Да, честно, жалко Митьку и всех, кто не убежал с большака. Ведь их немцы постреляют, ежели обозлятся. А как не обозлиться, когда обстреляли их? Наверно, и положили кой-кого из конвоя. Так им и надо! Представил себе: валяются побитые немцы. Обрадовался. Представил: валяются побитые пленные. Понурился. Посмотрел на лейтенанта, и его стало жалко: кожа да кости, землисто-серый, заросший, гимнастерка и галифе изорваны, в пятнах крови, грязи, козырек фуражки сломан, сапоги сбиты. А помню соколом: румяный, подтянутый, галифе и гимнастерочка наглажены, и все блестит – лакированный козырек, пуговицы, пряжка, значок ГТО, и зубы блестят в улыбке. Нынче он перестал улыбаться. Я тоже выглядел когда-то молодцом, внешний вид – образцовый. Сержант Лобода любил пофорсить, чего уж там. Волыняночки заглядывались… И на Кубани, в гражданке, казачки заглядывались… Да ладно тебе, Павло Лобода, нашел о чем думать. Думай про иное – как раздобыть оружие. Без него свободе твоей грош цена. Любой фашист, любая националистическая сволота повяжет. Тихо в лесу. Шелестит листва, воркует горлица. И никакой стрельбы – ни вблизи, ни вдали. Как будто война кончилась. Ну, это чепуховина. Покамест немцев не разобьем – не кончится. Потому нам с лейтенантом оружие потребно. Старшина не выдаст со склада, сами добывайте. Ежели воевать собрались, а не плесневеть.
– Товарищ лейтенант, перекур закругляем?
Он поморщился:
– Что за перекур? Бычка и то нет… Но идти нужно.. Помоги встать…
Обнял его одной рукою за плечо, другой – за пояс. Кожа да кости, когда же успел так исхудать? У самого раны болят, но, чую, у лейтенанта боль круче, побелел, как стена. Зубы стиснул.
– Теперь отпусти. Пойду.
Отпустил его, и он сразу завалился навзничь. Дубина я, идиот, зачем послушался? Понятно же, что ослаб он до невозможности и без меня не устоит. А нужно не стоять – идти. Сызнова обнимаю его, ставлю на ноги. И не отпускаю. Так, в обнимку, стоим, пошатываемся. Вояки…
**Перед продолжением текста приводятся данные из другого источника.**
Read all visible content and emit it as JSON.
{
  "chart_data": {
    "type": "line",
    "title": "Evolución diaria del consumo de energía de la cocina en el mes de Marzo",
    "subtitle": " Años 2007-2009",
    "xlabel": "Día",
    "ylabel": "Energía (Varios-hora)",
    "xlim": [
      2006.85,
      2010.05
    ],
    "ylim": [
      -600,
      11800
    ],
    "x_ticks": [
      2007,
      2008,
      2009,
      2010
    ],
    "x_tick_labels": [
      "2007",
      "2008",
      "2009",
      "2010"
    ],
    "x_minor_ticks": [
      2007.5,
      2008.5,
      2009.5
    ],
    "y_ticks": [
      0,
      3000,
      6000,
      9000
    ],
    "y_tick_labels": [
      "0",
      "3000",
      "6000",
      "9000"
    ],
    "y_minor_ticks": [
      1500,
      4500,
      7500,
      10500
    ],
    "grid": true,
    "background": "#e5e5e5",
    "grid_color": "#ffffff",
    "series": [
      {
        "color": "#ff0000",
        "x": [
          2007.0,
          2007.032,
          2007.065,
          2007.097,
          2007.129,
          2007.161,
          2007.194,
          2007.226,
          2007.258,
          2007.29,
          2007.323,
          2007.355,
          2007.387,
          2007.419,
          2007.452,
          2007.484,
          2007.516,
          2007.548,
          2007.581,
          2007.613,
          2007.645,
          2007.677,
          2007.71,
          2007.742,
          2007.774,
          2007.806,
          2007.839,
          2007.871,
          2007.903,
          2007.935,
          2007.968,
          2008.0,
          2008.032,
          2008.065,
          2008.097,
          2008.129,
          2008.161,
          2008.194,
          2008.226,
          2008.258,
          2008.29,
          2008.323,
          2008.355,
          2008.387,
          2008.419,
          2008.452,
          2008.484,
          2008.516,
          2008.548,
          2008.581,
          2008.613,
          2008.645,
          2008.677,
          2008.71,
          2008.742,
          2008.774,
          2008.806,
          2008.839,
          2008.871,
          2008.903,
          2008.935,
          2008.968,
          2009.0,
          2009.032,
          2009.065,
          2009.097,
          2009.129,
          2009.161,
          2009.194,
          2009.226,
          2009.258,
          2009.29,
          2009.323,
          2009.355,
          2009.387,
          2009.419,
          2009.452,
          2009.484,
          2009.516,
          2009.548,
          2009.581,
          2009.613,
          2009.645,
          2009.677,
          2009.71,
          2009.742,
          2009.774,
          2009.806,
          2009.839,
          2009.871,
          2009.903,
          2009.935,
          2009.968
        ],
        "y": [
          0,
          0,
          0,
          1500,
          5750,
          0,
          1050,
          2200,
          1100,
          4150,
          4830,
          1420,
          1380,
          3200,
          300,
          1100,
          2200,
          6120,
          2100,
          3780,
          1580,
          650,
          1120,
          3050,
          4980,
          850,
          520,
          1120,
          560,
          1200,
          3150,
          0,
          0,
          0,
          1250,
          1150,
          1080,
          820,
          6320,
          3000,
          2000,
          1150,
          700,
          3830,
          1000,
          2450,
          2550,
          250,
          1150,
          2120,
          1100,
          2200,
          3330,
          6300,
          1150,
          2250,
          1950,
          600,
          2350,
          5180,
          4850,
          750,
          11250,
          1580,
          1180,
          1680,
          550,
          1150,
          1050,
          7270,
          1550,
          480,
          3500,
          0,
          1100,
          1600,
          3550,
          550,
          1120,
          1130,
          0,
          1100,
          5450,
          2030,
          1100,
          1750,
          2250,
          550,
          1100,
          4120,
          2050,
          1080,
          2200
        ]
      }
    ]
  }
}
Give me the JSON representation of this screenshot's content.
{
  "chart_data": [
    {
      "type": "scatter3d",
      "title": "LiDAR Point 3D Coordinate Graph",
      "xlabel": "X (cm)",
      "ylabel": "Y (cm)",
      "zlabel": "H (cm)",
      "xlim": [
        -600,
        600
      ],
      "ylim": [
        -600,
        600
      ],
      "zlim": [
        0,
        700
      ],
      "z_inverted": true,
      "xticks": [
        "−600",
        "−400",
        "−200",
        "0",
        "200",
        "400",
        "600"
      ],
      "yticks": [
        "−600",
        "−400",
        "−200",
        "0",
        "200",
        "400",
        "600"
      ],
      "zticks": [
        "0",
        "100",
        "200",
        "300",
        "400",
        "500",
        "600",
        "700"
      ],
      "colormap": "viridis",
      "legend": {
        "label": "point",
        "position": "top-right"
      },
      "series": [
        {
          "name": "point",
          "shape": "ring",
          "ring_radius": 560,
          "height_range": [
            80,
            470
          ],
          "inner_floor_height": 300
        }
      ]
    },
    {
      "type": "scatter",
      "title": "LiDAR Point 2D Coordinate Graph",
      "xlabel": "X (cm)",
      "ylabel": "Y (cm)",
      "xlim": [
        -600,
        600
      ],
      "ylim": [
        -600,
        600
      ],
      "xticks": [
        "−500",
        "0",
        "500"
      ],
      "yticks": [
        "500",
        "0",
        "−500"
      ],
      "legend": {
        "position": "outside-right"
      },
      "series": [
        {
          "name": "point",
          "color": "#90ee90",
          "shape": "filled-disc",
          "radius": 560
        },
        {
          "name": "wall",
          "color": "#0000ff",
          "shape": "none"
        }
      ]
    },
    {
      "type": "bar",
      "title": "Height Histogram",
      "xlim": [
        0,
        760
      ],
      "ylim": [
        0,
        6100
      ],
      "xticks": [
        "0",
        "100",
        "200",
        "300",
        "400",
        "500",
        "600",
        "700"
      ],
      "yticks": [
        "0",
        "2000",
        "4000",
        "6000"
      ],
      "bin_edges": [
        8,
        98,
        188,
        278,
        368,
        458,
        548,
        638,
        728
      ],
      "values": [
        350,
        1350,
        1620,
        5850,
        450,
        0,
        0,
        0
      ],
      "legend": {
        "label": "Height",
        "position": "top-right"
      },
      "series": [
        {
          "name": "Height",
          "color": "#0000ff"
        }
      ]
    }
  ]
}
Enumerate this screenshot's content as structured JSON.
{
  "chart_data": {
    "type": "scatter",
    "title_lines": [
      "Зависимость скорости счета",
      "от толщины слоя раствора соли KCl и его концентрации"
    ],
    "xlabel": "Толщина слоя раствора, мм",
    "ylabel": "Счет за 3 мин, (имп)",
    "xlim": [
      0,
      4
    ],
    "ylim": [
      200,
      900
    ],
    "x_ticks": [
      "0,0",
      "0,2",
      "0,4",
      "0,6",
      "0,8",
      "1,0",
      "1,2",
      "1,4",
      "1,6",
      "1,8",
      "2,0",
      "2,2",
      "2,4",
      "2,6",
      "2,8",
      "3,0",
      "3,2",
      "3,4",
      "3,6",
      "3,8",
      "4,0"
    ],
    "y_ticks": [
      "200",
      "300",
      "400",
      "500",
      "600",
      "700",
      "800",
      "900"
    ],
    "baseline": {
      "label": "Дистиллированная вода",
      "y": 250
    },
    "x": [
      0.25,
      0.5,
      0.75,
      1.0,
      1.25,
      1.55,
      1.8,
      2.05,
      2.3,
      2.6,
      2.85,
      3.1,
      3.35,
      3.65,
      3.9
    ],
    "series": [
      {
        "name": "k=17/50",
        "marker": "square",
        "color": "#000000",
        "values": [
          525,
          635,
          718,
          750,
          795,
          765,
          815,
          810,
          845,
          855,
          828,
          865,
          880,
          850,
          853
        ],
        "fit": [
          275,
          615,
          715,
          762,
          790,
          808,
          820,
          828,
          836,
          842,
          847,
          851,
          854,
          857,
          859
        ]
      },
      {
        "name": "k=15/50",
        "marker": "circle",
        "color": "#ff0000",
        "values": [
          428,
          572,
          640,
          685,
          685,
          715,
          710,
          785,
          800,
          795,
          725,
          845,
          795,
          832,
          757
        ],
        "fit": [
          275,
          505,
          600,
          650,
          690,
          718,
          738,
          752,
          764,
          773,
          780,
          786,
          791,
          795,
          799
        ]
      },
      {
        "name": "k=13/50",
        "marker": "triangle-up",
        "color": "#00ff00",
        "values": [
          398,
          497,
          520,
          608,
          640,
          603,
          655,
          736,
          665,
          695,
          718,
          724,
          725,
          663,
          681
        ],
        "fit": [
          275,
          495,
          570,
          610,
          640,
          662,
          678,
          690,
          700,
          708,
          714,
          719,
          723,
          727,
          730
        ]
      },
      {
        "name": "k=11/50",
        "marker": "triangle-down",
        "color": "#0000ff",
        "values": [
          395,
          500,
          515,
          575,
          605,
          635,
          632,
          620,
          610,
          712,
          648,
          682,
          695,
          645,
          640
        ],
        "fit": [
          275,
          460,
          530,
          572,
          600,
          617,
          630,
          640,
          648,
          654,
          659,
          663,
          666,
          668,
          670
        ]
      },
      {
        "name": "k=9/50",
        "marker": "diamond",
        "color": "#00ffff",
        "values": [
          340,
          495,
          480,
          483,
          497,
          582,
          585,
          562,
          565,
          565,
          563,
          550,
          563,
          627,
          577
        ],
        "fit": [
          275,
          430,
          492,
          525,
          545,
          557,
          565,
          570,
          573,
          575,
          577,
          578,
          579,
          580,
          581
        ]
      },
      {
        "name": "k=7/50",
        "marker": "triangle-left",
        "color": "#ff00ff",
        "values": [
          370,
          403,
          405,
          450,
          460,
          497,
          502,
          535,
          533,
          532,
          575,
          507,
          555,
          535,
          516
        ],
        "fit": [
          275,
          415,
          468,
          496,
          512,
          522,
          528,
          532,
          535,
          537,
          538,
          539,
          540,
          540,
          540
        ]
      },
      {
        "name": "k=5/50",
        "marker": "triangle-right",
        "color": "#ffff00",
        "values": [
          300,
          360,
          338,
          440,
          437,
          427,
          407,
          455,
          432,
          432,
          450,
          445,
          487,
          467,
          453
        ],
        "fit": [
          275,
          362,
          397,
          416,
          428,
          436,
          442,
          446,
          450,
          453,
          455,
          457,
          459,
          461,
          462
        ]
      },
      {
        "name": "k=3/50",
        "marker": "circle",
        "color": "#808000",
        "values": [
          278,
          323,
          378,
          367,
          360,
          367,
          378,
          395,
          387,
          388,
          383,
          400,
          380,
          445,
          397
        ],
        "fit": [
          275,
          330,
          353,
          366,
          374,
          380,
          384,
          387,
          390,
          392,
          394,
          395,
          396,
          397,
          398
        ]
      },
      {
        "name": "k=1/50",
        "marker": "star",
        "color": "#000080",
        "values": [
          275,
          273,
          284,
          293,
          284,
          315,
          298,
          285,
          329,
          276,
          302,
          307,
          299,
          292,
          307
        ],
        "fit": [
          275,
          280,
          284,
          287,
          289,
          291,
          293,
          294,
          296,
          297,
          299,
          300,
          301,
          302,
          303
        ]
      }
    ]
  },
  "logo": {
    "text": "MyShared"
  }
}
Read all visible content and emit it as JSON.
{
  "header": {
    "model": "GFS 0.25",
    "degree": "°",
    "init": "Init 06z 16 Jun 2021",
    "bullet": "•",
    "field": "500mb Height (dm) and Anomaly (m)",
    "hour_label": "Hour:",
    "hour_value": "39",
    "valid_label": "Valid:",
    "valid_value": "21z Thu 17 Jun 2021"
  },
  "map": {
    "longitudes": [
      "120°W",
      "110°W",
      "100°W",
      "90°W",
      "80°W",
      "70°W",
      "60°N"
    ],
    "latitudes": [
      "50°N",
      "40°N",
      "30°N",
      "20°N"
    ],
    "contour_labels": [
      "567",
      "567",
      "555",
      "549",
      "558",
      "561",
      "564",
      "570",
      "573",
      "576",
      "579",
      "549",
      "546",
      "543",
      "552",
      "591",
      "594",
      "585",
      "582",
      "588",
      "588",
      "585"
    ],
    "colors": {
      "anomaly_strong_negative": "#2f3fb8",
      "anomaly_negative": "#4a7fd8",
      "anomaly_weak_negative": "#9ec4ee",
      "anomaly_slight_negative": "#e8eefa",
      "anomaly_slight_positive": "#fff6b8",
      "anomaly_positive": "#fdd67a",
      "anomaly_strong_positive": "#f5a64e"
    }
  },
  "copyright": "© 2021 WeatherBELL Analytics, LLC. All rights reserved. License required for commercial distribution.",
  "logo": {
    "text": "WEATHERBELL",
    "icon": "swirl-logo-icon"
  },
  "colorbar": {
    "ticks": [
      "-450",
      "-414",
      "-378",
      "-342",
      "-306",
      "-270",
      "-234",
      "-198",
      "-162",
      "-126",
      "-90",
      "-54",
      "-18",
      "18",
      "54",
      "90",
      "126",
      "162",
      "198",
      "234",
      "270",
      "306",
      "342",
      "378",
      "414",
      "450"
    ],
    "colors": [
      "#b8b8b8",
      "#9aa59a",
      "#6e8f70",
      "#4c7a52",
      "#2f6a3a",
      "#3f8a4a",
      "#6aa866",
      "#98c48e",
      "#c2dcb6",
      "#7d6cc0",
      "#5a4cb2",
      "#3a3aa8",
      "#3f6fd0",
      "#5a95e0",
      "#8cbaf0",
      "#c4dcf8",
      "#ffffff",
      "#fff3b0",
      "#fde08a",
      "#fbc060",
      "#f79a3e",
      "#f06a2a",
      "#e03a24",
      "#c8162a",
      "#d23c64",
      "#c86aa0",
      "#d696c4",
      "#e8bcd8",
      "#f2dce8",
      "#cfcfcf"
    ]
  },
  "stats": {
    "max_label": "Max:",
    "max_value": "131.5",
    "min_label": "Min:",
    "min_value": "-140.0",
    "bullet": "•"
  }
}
– Товарищ лейтенант, куда держим путь?
– На восток. К своим.
– Да где они, свои?
– Говорю ж тебе: на восток. Туда и двинем.
– М-м… Будем шкандыбать, инвалиды. А наши откатываются.
– Врешь, не откатываются! – Подбородком мотнул, голос затвердел. – Фронт где-то застопорился. И мы подоспеем. Перейдем линию фронта. Соединимся.
Ну, ходьба – слезы. Шатаясь, брели. Оступались, падали. Тут я и, точно, заплакал – с горя, с обиды, с бессилия. Плакал, отвернувшись, беззвучно, но лейтенант заметил, похлопал по спине:
– Отставить, сержант. Такие слезы не облегчают.
Верно, не облегчают. Еще тошней становится. В плену крепился, а здесь распустил нюни. Нервишки сдали. А ты зажми их в кулак. И не забудь: ты ж на свободе! Бери пример с начальника заставы. Не плачет он – морщится да кривится. Мы ковыляли кустарником, козьей тропкой, неширокой просекой. Ноги утопали в песке, как засасывались. И когда мы падали, мерещилось, что песок засасывает наши тела, как болото. У меня был случай. Шагал по дозорной тропе. На Волыни как? То песок, то трясина. Соступил я с тропы – и провалился по пояс в жижу. Неосторожность и неопытность, первогодок, лопух. Со страху голоса не могу подать. Старший наряда подбегает, светит фонариком, протягивает руку. Хватаю ее, чуть не затянул старшего. Маялся он со мной, маялся, покамест вытащил. Видик был: в черной вонючей жиже, а морда белая, от переживаний, старший наряда фонариком меня освещает и костерит за раздолбайство.
Наверняка не одни мы скитаемся нынче по лесам. Вон напал же кто-то на конвойных. Встретиться бы с ними, с теми, кто напал. А мы рванули подальше. Да и как иначе было поступить? Спасали свою жизнь, выбирались на волю. Вот они теперь – жизнь и воля. Выдюжить бы, не сдохнуть допрежь времени. Сдохнуть же можно запросто. Ежели не раздобыть жратвы, не переменить повязок. Под ними, под повязками, гноится, дурным запахом шибает. Если бы повстречать какое-нибудь наше подразделение! Да где такие подразделения? Придется заглянуть к волынякам, в лесную сторожку ли, на хутор ли, словом, рискнуть.